An ache radiated from my jaw, my teeth clenched tight. This was a stupid plan. A reckless and stupid plan.
A dark head moved at the front of our unit. There was a slight limp to his steps, more effort made every time he lifted his right leg. This was the real Ryker. I glared, hoping he could feel it boring into his skull.
This hadn’t been some last-minute scheme, an impulsive notion. No. The rebels had scanned my face the day I wore Petra’s. For months, they had been preparing to use my likeness to get them close to Fandrin. I felt foolish not to have seen it coming, to have assumed we were going to attempt the invasion with pure force. While I was preparing to fight my way in, the rebels had been banking on my face to open the gates.
Ryker was right not to tell me. I never would have agreed to letting anyone wear my image. True, Fandrin might not kill me outright, but the same could not be said for Gage. My face could just as easily be a target as a shield. And Ryker’s visage was equally as dangerous.
It was eerie seeing myself multiplied. Their smiles and scowls twisted my features in foreign ways. A select few kept their own faces—some out of choice, others because we didn’t have enough shields. Thadd was talented, but not even he could make supplies materialize out of thin air, so the number of shields were limited. I tried to focus on those people, the ones who still looked like themselves.

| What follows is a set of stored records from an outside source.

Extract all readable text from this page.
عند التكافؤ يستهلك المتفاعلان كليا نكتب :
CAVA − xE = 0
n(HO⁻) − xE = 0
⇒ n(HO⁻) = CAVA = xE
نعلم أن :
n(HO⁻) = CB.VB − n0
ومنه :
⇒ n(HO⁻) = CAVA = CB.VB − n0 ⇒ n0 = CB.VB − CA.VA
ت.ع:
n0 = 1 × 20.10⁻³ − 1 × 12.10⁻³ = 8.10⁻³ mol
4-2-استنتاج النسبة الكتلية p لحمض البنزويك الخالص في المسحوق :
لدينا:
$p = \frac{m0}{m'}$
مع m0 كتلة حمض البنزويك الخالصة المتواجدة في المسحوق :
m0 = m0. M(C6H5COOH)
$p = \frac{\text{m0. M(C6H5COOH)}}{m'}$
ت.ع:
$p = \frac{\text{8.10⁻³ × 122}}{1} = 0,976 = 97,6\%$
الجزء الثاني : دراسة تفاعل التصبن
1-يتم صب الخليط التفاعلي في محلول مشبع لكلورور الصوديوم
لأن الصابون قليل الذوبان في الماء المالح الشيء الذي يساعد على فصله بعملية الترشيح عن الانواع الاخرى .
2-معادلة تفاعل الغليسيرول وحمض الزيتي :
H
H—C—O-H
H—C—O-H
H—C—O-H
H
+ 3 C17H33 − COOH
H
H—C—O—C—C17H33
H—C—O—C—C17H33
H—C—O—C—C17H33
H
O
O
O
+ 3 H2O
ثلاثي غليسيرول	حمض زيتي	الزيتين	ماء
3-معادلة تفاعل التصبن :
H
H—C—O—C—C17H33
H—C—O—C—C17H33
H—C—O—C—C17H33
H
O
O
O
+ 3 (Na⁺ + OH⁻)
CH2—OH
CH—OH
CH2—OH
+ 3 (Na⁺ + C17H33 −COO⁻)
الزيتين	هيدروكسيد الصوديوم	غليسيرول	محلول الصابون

“Fifty-seven projectiles were deployed. They’re on track.” Thadd spoke over the line. He was our eye in the sky.
“Hold positions.” It was Arstid’s voice now.

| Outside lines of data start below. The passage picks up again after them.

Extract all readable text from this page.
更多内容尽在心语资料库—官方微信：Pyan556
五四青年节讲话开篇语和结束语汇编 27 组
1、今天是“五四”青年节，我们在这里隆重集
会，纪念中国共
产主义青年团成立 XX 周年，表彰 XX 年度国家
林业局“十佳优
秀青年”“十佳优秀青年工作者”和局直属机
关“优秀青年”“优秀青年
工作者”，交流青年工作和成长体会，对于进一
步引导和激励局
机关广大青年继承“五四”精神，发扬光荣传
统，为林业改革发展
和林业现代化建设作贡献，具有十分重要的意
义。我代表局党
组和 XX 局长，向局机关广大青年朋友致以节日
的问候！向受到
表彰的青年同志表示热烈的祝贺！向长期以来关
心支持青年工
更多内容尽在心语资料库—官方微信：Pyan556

The people in front halted, obeying orders, but I pushed through them. My feet only stopped when no one else blocked my way. The Tower soared above the other b
uildings in the distance, a pinnacle. A beacon. We were five blocks out. Poised. Ready. And I would be the first in. I burned with anticipation, gun in hand. The rebels wanted Fandrin alive, I had other plans.
One of the Rykers brushed elbows with me.
Triven. He hadn’t left my side since the facial shields went up. He had refused to wear Ryker’s face at first, but the rebel leader made a good argument. If Fandrin saw Triven, he would know the real me was close by. Triven’s face could spoil the entire ploy and risk all the other groups. In the end Triven donned the mask.
I pushed against his arm in reply. It’s me, we were both saying.
The first tremor pulsed underfoot. Fiery fingers stretched up over the buildings ahead of us.
“Initial intersection successful.” Thadd’s voice crackled as another explosion detonated farther away.
“Hold.” Ryker reminded everyone. If we charged in now, we would be running head-long into a minefield.
The concussions were sporadic, each one causing a spike in my heart rate. Bits of plaster sloughed off the white walls of the buildings we were gathered near. The small chunks flecked my hair and shoulders. The falling pieces shattered the illusions of my face, momentarily disrupting the projectors’ feeds. For a brief second I caught a glimpse of Archer’s ear.
Sweat was collecting along my hairline. A bead trailed down my spine. We’re out of range. I reminded myself again.
Another explosion. I gripped my gun tighter.
Our diversion bombs were working so far. The small team of ex-Adroits had compiled their knowledge to create a series of trigger bombs. Through a string of tests— and close calls—the Taciturns had discovered most of Gage’s explosives were heat-seeking. The weapons’ deployments were initiated by general coordinates being set, then the bombs would hone in on their targets based on heat signatures. With Thaddeus’ guidance, we had created a series of our own bombs that not only set off the heat stamp of a human, but that could also be triggered at a safe range. Our bombs went pop, theirs leveled a street.